L'honorable juge Seroussi : Alors, que dites-vous pour que la facture soit invalide ?
CPA Cohen : Je n'ai pas dit inapproprié, le médecin a décidé, pour ses propres considérations, qu'il ne voulait pas avoir d'ennuis, un touriste, pas un touriste, il engage un recours fiscal complet, je suis indifférent ici, c'est censé être parce que je déduis ces entrées. Mais d'un autre côté, les autorités d'appel fiscal sont intervenues dans ce calcul et ont dit : « Si le médecin vous a donné une facture avec un appel fiscal complet, je veux aussi les revenus d'un appel fiscal complet », mais c'est un service qui peut être offert à un touriste par hospitalisation...» (p. 13, paras. 3-11 de la transcription de l'audience préliminaire).

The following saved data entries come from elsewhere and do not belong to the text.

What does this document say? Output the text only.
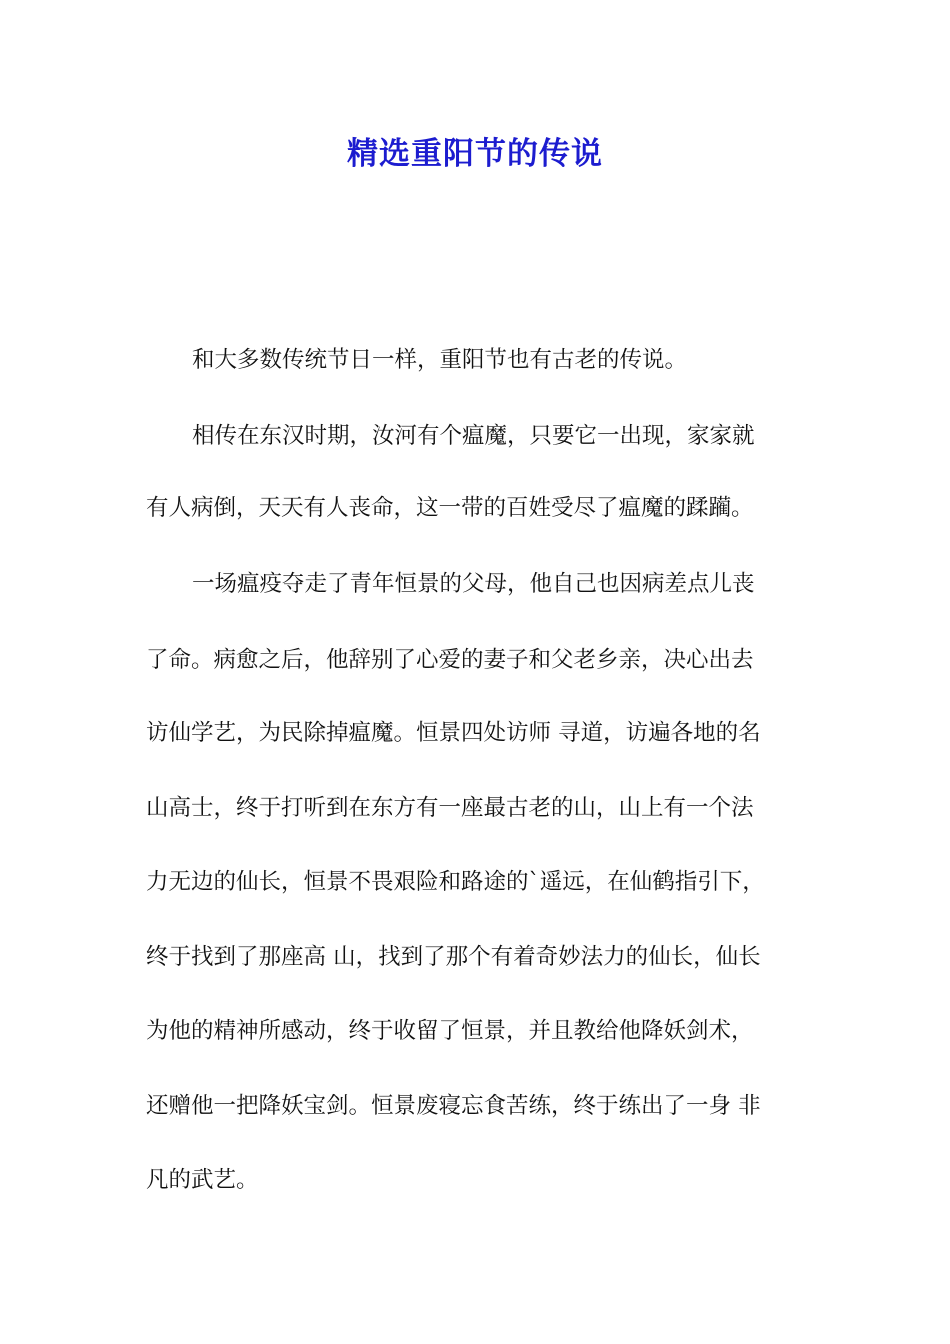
精选重阳节的传说

和大多数传统节日一样，重阳节也有古老的传说。

相传在东汉时期，汝河有个瘟魔，只要它一出现，家家就

有人病倒，天天有人丧命，这一带的百姓受尽了瘟魔的蹂躏。

一场瘟疫夺走了青年恒景的父母，他自己也因病差点儿丧

了命。病愈之后，他辞别了心爱的妻子和父老乡亲，决心出去

访仙学艺，为民除掉瘟魔。恒景四处访师 寻道，访遍各地的名

山高士，终于打听到在东方有一座最古老的山，山上有一个法

力无边的仙长，恒景不畏艰险和路途的`遥远，在仙鹤指引下，

终于找到了那座高 山，找到了那个有着奇妙法力的仙长，仙长

为他的精神所感动，终于收留了恒景，并且教给他降妖剑术，

还赠他一把降妖宝剑。恒景废寝忘食苦练，终于练出了一身 非

凡的武艺。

- En d'autres termes, même avant la phase de preuve, dans le cadre de la seconde objection et avant le procès, l'appelant a avancé l'argument que les factures sur la base desquelles l'évaluation a été émise ne reflétaient pas la situation juridique et qu'elles étaient imposables à taux nul. Ce qu'il fallait donc, c'était de prouver lors du procès que ces factures respectaient bien les conditions de l'article 30(a)(8)(g) de la loi, mais que l'appelante, pour ses propres raisons, ne l'a pas fait.
- Il convient de souligner que si l'appelant l'avait fait, l'intimé aurait examiné la question et réduit l'évaluation en conséquence :
« Le témoin, M. Hershberg : ... S'ils venaient me voir et me montraient les références et les preuves que vous entendriez d'un chirurgien, ils parlaient ici de Tepper ou de ne pas savoir, ils donnaient des exemples de toutes sortes de médecins que le Dr Tepper opérait, elle émettait une facture fiscale à taux d'imposition complet et il fallait neutraliser, donc j'en tenais compte et baissais mon évaluation, on ne me montrait pas les preuves, ils m'apportaient une mer de travail avec des chiffres... Sur le point problématique, on ne nous a pas montré, on ne nous a pas montré que 100 shekels sur cette somme ou un million de shekels sur cette somme étaient à l'hôpital, moment où un chirurgien est venu opérer » (p. 53, paragraphes 10-14 et 29-31 du procès-verbal de l'audience probatoire).